Thursday, March 5, 2009

SLUMDOG:A dilemma for India

Slumdog Millionaire won the Oscars. Congrats to both Rahman and Rasul for winning the same. It was a well made film and good creativity was seen in the entire film. It’s also possibly the best marketed film but the question is how did the film project India?
The moment I think about SM, the scene that strikes my mind is the kid jumping into the shitpool for the autograph of an actor .It is completely absurd and it clearly shocked me not because it doesn’t happen here but how it shows India in poor light. The film’s entire narration seems like the germination of a terribly sadistic and complex mind with the sole aim of satisfying the western idea of India – and its new found growth instincts at their cost - and it is done through a combination of illogical happenings in order to show everything in a disgustingly negative vein. The accolades of the Oscar projecting the movie as “the world taking note of India”. Is this what we wanted to show them? doesn’t a country with leading space technology, nuclear power and IT excellence deserve more?
In truth, about 65 million Indians live in slums around India and this includes migrants from neighbouring countries. It is a sad reality, and undoubtedly something to be moved by and ashamed of. But, taken in the context of a billion Indians, it is easy to see that India has a lot more to it than abysmal poverty and mindless villainy that the movie uses as a leitmotif.
In the past we were the land of maharajas,philosophers and sages. Now we have a new status. We are land of beggars, stealers and child racketeers.
So if a foreigner tomorrow asks me whether children swim in shit-ponds in India what can I say, for it is the image created in the western world.
Surely we can take pride of Rahman who is extremely talented and Rasul too. But was this the right way to win an Oscar? Danny Boyle’s film had brought some cheers to the foreigners reeling under recession and wanting to blame India for all their worries.
Director Danny Boyle’s tributes to the Mumbai spirit and the Indian artists in the movie has been generous. His career and those of the lucky winners will be star-studded. And as the flavour of the season, Bollywood itself is living its own “Bollywood dream” at the moment – of making it big in Hollywood.

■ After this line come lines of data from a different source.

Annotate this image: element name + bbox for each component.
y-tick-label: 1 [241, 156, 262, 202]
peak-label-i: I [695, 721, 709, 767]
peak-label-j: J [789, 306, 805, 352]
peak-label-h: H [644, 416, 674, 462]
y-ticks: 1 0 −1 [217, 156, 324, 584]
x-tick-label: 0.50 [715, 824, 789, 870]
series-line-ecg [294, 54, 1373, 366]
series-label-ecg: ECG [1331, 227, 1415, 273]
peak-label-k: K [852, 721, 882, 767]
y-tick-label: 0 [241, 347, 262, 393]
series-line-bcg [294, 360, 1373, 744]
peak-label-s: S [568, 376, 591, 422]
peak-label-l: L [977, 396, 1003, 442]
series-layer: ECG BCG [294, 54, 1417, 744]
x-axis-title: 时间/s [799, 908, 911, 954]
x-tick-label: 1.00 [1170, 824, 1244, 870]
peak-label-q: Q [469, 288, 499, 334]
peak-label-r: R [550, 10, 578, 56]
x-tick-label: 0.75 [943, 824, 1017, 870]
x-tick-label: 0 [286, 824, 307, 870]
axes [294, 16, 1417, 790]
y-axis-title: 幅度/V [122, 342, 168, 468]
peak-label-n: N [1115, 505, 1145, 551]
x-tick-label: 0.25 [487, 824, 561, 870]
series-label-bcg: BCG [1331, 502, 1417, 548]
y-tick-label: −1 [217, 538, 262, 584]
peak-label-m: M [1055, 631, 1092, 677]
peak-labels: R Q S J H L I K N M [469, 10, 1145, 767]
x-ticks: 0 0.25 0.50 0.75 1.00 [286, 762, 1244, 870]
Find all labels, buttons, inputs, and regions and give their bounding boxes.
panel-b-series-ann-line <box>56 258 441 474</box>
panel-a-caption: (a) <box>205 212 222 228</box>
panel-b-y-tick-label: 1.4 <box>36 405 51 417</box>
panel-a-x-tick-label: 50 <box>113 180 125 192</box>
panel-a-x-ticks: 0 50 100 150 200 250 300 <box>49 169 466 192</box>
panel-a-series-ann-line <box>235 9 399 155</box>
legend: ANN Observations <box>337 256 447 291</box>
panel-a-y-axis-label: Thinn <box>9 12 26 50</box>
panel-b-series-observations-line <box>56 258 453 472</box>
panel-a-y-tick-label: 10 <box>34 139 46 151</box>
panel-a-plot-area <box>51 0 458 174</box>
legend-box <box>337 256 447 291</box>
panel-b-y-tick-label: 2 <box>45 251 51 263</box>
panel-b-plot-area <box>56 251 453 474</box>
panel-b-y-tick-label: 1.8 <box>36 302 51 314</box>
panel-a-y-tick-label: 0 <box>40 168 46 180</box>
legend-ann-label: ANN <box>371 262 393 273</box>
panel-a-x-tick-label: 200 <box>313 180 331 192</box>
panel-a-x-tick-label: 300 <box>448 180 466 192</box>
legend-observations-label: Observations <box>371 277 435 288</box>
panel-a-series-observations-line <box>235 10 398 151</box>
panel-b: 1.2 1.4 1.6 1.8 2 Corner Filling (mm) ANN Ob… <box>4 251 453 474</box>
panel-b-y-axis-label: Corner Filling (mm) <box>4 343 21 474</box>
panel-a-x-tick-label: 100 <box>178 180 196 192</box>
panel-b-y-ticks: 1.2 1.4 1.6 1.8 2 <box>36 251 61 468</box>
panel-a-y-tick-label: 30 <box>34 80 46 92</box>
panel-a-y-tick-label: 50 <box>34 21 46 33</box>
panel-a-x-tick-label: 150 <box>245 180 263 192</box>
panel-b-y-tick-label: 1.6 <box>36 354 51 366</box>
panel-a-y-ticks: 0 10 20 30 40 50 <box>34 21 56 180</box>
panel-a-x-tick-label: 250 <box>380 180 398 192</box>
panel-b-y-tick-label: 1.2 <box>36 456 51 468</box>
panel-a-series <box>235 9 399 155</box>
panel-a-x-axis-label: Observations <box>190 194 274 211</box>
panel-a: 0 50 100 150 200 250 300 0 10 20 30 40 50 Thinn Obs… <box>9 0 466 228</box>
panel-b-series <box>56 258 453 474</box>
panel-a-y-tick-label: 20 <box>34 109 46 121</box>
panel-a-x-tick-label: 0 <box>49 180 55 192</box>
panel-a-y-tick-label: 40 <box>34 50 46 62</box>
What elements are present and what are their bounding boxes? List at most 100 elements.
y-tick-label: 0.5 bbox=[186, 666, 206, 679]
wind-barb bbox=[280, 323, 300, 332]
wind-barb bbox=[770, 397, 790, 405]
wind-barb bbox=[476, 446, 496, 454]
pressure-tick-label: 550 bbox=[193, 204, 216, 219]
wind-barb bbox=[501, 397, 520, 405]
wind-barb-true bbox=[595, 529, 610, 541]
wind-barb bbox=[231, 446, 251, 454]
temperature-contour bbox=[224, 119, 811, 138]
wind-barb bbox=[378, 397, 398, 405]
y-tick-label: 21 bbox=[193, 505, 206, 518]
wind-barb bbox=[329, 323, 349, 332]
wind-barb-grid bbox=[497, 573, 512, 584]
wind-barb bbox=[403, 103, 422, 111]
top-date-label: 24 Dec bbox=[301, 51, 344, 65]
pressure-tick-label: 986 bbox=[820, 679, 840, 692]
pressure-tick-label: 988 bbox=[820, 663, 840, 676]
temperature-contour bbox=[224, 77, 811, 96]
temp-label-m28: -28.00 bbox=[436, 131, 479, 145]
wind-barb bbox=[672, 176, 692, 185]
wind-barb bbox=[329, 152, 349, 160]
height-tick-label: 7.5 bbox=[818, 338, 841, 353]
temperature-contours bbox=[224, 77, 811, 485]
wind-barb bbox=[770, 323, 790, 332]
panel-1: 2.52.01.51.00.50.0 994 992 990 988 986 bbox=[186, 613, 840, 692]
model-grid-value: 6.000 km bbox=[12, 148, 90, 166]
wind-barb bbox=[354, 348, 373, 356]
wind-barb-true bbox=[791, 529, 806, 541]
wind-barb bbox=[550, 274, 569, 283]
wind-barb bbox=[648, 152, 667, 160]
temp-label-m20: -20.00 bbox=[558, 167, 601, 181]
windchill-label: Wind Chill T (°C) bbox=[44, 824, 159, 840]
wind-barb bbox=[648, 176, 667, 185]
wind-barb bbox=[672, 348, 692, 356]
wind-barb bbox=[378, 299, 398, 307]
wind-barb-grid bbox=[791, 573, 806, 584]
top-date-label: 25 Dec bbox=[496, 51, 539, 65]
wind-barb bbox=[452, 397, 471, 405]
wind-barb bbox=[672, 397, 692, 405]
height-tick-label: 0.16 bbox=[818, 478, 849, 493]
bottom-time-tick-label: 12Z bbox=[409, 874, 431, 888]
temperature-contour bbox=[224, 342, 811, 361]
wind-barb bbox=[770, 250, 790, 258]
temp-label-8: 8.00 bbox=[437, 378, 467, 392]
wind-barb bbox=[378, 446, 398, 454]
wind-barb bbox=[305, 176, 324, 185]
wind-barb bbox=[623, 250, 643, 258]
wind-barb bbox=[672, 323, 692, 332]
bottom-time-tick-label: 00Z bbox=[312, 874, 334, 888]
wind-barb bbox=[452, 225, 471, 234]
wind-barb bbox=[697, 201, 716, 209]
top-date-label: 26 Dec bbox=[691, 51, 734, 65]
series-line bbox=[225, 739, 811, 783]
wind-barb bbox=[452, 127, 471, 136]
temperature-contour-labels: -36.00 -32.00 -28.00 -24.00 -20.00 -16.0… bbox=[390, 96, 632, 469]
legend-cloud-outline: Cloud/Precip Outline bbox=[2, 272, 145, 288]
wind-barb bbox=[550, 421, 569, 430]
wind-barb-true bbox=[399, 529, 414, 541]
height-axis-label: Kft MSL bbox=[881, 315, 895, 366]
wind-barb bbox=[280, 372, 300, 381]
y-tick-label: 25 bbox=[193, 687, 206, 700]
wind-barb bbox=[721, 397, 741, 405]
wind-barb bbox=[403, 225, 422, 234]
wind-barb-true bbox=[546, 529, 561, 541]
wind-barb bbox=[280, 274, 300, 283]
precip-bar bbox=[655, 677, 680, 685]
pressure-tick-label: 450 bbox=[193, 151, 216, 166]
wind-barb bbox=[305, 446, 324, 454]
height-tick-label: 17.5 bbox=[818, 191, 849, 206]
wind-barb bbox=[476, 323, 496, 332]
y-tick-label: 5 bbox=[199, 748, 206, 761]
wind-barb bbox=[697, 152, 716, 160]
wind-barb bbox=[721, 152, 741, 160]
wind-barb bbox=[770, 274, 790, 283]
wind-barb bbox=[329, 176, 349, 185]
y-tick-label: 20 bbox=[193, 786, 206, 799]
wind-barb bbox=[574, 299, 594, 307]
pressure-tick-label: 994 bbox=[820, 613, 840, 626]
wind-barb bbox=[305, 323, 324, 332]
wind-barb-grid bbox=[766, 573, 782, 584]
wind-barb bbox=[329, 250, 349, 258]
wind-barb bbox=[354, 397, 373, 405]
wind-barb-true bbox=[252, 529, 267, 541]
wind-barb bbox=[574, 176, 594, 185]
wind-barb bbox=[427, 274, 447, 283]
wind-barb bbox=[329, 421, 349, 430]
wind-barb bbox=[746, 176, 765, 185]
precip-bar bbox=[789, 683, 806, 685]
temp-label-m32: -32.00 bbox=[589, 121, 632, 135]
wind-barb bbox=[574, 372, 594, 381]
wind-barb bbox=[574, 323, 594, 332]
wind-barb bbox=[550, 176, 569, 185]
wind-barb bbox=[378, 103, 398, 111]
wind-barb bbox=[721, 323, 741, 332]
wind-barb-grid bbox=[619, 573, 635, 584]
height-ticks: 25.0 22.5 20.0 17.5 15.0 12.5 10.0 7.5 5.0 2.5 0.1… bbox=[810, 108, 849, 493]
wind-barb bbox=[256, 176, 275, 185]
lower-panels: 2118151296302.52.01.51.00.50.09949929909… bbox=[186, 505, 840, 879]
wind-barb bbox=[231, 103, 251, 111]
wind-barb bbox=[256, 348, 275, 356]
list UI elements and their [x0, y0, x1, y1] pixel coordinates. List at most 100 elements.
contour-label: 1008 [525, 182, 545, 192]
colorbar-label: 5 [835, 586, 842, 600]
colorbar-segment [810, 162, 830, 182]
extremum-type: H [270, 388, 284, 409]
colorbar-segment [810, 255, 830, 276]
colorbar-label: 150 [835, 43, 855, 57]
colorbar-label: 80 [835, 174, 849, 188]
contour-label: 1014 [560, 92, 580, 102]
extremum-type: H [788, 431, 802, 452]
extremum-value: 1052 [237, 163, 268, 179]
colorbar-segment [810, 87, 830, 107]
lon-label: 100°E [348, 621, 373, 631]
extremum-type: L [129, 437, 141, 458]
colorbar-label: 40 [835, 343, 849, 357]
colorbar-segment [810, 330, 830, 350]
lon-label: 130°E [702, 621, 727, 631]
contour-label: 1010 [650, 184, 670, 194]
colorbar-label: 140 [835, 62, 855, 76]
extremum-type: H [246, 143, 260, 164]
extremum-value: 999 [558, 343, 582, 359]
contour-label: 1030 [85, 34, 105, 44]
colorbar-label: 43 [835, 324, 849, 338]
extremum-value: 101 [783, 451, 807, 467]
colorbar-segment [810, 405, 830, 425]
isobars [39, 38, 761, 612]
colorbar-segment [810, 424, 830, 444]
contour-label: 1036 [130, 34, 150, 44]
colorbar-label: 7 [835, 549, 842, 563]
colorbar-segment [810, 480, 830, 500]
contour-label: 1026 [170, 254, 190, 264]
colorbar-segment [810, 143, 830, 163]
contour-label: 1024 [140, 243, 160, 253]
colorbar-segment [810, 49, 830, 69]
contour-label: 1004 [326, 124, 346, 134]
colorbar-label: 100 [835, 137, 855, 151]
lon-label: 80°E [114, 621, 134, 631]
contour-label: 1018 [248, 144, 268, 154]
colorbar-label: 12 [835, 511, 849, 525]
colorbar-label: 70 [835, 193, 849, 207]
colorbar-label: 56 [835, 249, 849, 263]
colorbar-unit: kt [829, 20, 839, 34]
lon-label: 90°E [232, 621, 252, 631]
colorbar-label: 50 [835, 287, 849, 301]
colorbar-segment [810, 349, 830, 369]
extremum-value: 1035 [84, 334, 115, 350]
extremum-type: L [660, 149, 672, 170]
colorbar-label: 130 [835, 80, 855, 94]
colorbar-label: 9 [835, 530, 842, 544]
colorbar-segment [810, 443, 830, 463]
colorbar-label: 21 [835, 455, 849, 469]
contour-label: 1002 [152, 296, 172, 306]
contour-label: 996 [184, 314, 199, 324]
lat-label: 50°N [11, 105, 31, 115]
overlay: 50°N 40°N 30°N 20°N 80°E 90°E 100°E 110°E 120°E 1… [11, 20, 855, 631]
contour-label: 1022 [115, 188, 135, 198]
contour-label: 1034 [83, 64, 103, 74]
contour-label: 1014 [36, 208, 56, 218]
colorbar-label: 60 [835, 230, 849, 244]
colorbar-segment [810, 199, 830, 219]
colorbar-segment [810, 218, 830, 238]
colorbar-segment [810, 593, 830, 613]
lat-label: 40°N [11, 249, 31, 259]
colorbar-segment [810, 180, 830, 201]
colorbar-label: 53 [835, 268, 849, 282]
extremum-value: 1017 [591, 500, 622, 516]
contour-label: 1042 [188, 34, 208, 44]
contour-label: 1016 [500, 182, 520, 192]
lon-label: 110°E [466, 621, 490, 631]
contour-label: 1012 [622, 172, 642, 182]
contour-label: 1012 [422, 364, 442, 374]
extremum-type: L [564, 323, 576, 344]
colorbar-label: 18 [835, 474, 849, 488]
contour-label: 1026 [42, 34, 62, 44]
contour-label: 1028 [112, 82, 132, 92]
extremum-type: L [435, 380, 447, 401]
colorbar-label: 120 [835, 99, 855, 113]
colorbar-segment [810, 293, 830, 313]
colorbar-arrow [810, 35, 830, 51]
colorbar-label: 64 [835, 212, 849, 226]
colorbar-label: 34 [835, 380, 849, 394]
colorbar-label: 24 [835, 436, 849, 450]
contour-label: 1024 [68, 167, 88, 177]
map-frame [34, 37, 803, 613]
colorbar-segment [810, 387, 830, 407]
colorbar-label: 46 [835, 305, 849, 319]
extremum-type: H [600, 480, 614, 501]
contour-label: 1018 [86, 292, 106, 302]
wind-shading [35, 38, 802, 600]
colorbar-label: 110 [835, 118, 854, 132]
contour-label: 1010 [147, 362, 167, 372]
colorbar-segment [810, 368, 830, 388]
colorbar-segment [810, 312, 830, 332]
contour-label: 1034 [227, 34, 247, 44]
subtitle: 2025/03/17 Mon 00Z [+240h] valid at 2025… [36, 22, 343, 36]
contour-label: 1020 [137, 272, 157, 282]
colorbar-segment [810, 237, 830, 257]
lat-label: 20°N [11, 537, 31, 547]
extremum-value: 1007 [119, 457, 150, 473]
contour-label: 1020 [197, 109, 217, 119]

But for the little Indian “slumdogs” who have given the movie its soul, this is a fleeting moment. For when the clock strikes midnight, these people who have helped create many millionaires around the world will return to their tarpaulin-roof homes, to take their usual place beside their colleagues, too proud and too dignified to “ask for more”. City of Joy has done little for Kolkatta (Calcutta), and Slumdog Millionaire will do little for Dharavi.